The ML accuracy improvement curve plateaus below 10% data availability, with no further gains beyond this threshold. In contrast, TL accuracy continued to improve at 100% data availability, suggesting the potential for even higher performance with more data.
These findings emphasize the ability of the TL to generalize to noisy environments and adapt to complex conditions, reinforcing its potential for real industrial applications. It is important to highlight that classification accuracy alone is an insufficient metric for assessing real-world effectiveness. As demonstrated in this study, a comprehensive evaluation of model performance is crucial for enhancing the reliability and improving the diagnostic capabilities of TL models.
In terms of practical application, the proposed method is computationally efficient and suitable for real-time analysis using 1-second data segments, making it feasible for industrial settings where continuous monitoring may be constrained by operational limitations or sensor accessibility.

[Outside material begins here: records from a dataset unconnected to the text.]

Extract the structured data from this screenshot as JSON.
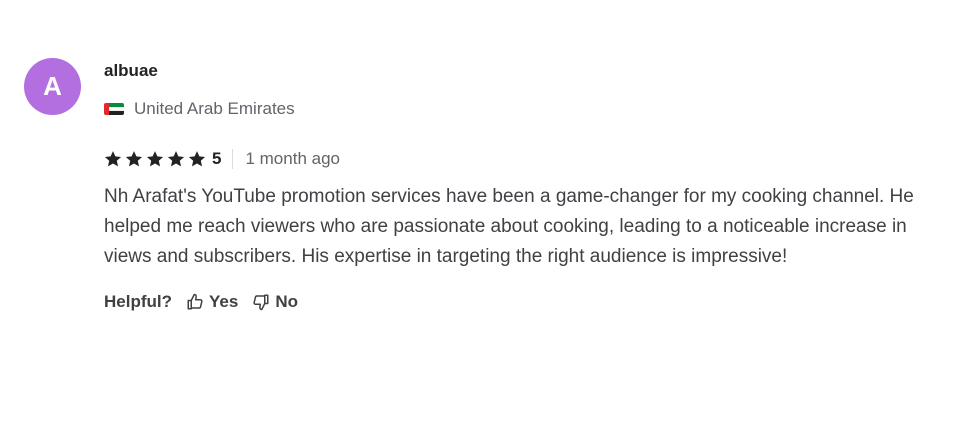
{
  "review": {
    "avatar_letter": "A",
    "avatar_color": "#b36fe0",
    "username": "albuae",
    "country": "United Arab Emirates",
    "country_flag": "uae-flag-icon",
    "rating": 5,
    "rating_label": "5",
    "time_ago": "1 month ago",
    "text": "Nh Arafat's YouTube promotion services have been a game-changer for my cooking channel. He helped me reach viewers who are passionate about cooking, leading to a noticeable increase in views and subscribers. His expertise in targeting the right audience is impressive!"
  },
  "helpful": {
    "label": "Helpful?",
    "yes_label": "Yes",
    "no_label": "No"
  }
}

However, the current model was trained on a single bearing geometry and fault type, which limits its generalizability to other use cases. To develop a broadly applicable system, future work should incorporate data from diverse bearing types and failure modes. While this study did not aim to build a general-purpose diagnostic tool, it provides a structured analysis of how key parameters influence TL performance.

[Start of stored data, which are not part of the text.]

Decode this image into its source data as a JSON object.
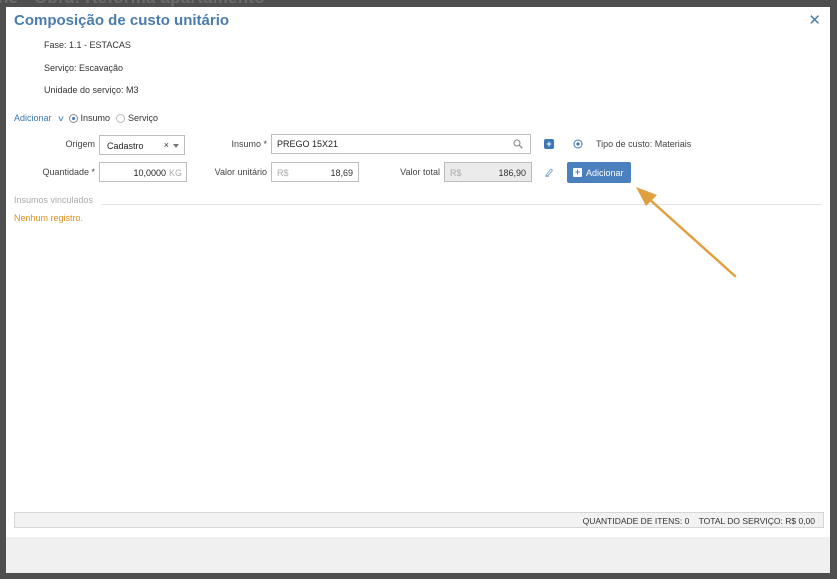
{
  "background": {
    "title": "ne - Obra: Reforma apartamento"
  },
  "modal": {
    "title": "Composição de custo unitário",
    "close_icon": "close-icon"
  },
  "info": {
    "fase": "Fase: 1.1 - ESTACAS",
    "servico": "Serviço: Escavação",
    "unidade": "Unidade do serviço: M3"
  },
  "add_mode": {
    "label": "Adicionar",
    "options": [
      {
        "label": "Insumo",
        "selected": true
      },
      {
        "label": "Serviço",
        "selected": false
      }
    ]
  },
  "form": {
    "origem_label": "Origem",
    "origem_value": "Cadastro",
    "insumo_label": "Insumo *",
    "insumo_value": "PREGO 15X21",
    "tipo_custo": "Tipo de custo: Materiais",
    "quantidade_label": "Quantidade *",
    "quantidade_value": "10,0000",
    "quantidade_unit": "KG",
    "valor_unitario_label": "Valor unitário",
    "valor_unitario_prefix": "R$",
    "valor_unitario_value": "18,69",
    "valor_total_label": "Valor total",
    "valor_total_prefix": "R$",
    "valor_total_value": "186,90",
    "add_button_label": "Adicionar"
  },
  "linked": {
    "title": "Insumos vinculados",
    "empty_message": "Nenhum registro."
  },
  "footer": {
    "summary": "QUANTIDADE DE ITENS: 0    TOTAL DO SERVIÇO: R$ 0,00"
  },
  "colors": {
    "accent": "#4a7cae",
    "button": "#4a80bd",
    "warning_text": "#e0901f",
    "annotation_arrow": "#e0a040"
  }
}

The presented results were based on a case study of rotor unbalance identification through bearing vibration signals. However, the insights gained from this study can be used beyond this specific application. The findings on TL’s effectiveness and limitations in handling domain shift may offer valuable guidance for investigating other bearing failure modes, such as inner and outer race defects or rolling element damage. Additionally, these insights can contribute to more detailed studies on fault detection in other rotating machinery applications, including gearbox failures, motor faults, and similar industrial maintenance tasks where data scarcity and domain adaptation remain significant challenges. The proposed methodology can be applied to assess the impact of other influencing factors, such as outliers in the data and variations in the sensor placement, which affect the recorded data characteristics.

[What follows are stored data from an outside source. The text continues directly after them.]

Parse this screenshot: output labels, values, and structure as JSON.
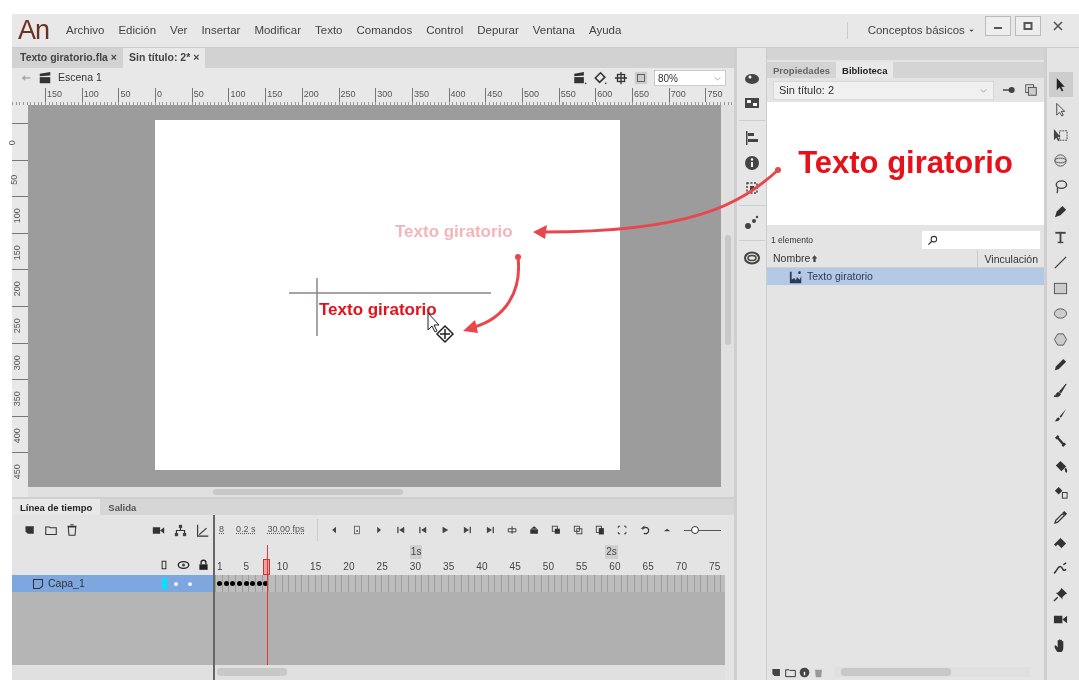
{
  "app": {
    "logo": "An",
    "menu": [
      "Archivo",
      "Edición",
      "Ver",
      "Insertar",
      "Modificar",
      "Texto",
      "Comandos",
      "Control",
      "Depurar",
      "Ventana",
      "Ayuda"
    ],
    "workspace": "Conceptos básicos"
  },
  "document_tabs": [
    {
      "label": "Texto giratorio.fla",
      "close": "×",
      "selected": false
    },
    {
      "label": "Sin título: 2*",
      "close": "×",
      "selected": true
    }
  ],
  "scene": {
    "name": "Escena 1",
    "zoom": "80%"
  },
  "ruler": {
    "horizontal": [
      "150",
      "100",
      "50",
      "0",
      "50",
      "100",
      "150",
      "200",
      "250",
      "300",
      "350",
      "400",
      "450",
      "500",
      "550",
      "600",
      "650",
      "700",
      "750"
    ],
    "vertical": [
      "0",
      "50",
      "100",
      "150",
      "200",
      "250",
      "300",
      "350",
      "400",
      "450"
    ]
  },
  "stage": {
    "ghost_text": "Texto giratorio",
    "text": "Texto giratorio"
  },
  "timeline": {
    "tabs": [
      {
        "label": "Línea de tiempo",
        "selected": true
      },
      {
        "label": "Salida",
        "selected": false
      }
    ],
    "frame": "8",
    "time": "0.2 s",
    "fps": "30.00 fps",
    "frame_numbers": [
      "1",
      "5",
      "10",
      "15",
      "20",
      "25",
      "30",
      "35",
      "40",
      "45",
      "50",
      "55",
      "60",
      "65",
      "70",
      "75"
    ],
    "seconds": [
      "1s",
      "2s"
    ],
    "zoom_slider": {
      "level": 0.3
    },
    "layers": [
      {
        "name": "Capa_1",
        "selected": true,
        "color": "#00e5ff"
      }
    ]
  },
  "library": {
    "tabs": [
      {
        "label": "Propiedades",
        "selected": false
      },
      {
        "label": "Biblioteca",
        "selected": true
      }
    ],
    "document": "Sin título: 2",
    "preview": "Texto giratorio",
    "count": "1 elemento",
    "columns": [
      "Nombre",
      "Vinculación"
    ],
    "items": [
      {
        "name": "Texto giratorio",
        "selected": true
      }
    ]
  },
  "tools": [
    {
      "kind": "selection",
      "selected": true
    },
    {
      "kind": "subselection",
      "selected": false
    },
    {
      "kind": "free-transform",
      "selected": false
    },
    {
      "kind": "rotation-3d",
      "selected": false
    },
    {
      "kind": "lasso",
      "selected": false
    },
    {
      "kind": "pen",
      "selected": false
    },
    {
      "kind": "text",
      "selected": false
    },
    {
      "kind": "line",
      "selected": false
    },
    {
      "kind": "rectangle",
      "selected": false
    },
    {
      "kind": "oval",
      "selected": false
    },
    {
      "kind": "polygon",
      "selected": false
    },
    {
      "kind": "pencil",
      "selected": false
    },
    {
      "kind": "paint-brush",
      "selected": false
    },
    {
      "kind": "brush",
      "selected": false
    },
    {
      "kind": "bone",
      "selected": false
    },
    {
      "kind": "paint-bucket",
      "selected": false
    },
    {
      "kind": "ink-bottle",
      "selected": false
    },
    {
      "kind": "eyedropper",
      "selected": false
    },
    {
      "kind": "eraser",
      "selected": false
    },
    {
      "kind": "width",
      "selected": false
    },
    {
      "kind": "pin",
      "selected": false
    },
    {
      "kind": "camera",
      "selected": false
    },
    {
      "kind": "hand",
      "selected": false
    }
  ]
}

Future work should focus on improving the sensitivity of TL models, particularly for detecting mild unbalance levels. Exploring multi-class classification, where unbalance levels are treated as distinct categories rather than a single class, can provide a more detailed classification framework and improve detection accuracy. Examining the influence of sensor placement on model performance can provide valuable insights, particularly given practical constraints in industrial settings where optimal sensor positioning is not always feasible. Additionally, investigating tailored domain adaptation techniques and refined preprocessing strategies may further optimize the TL performance. Leveraging more advanced TL methodologies could further enhance model generalization and improve their applicability in real-world industrial settings.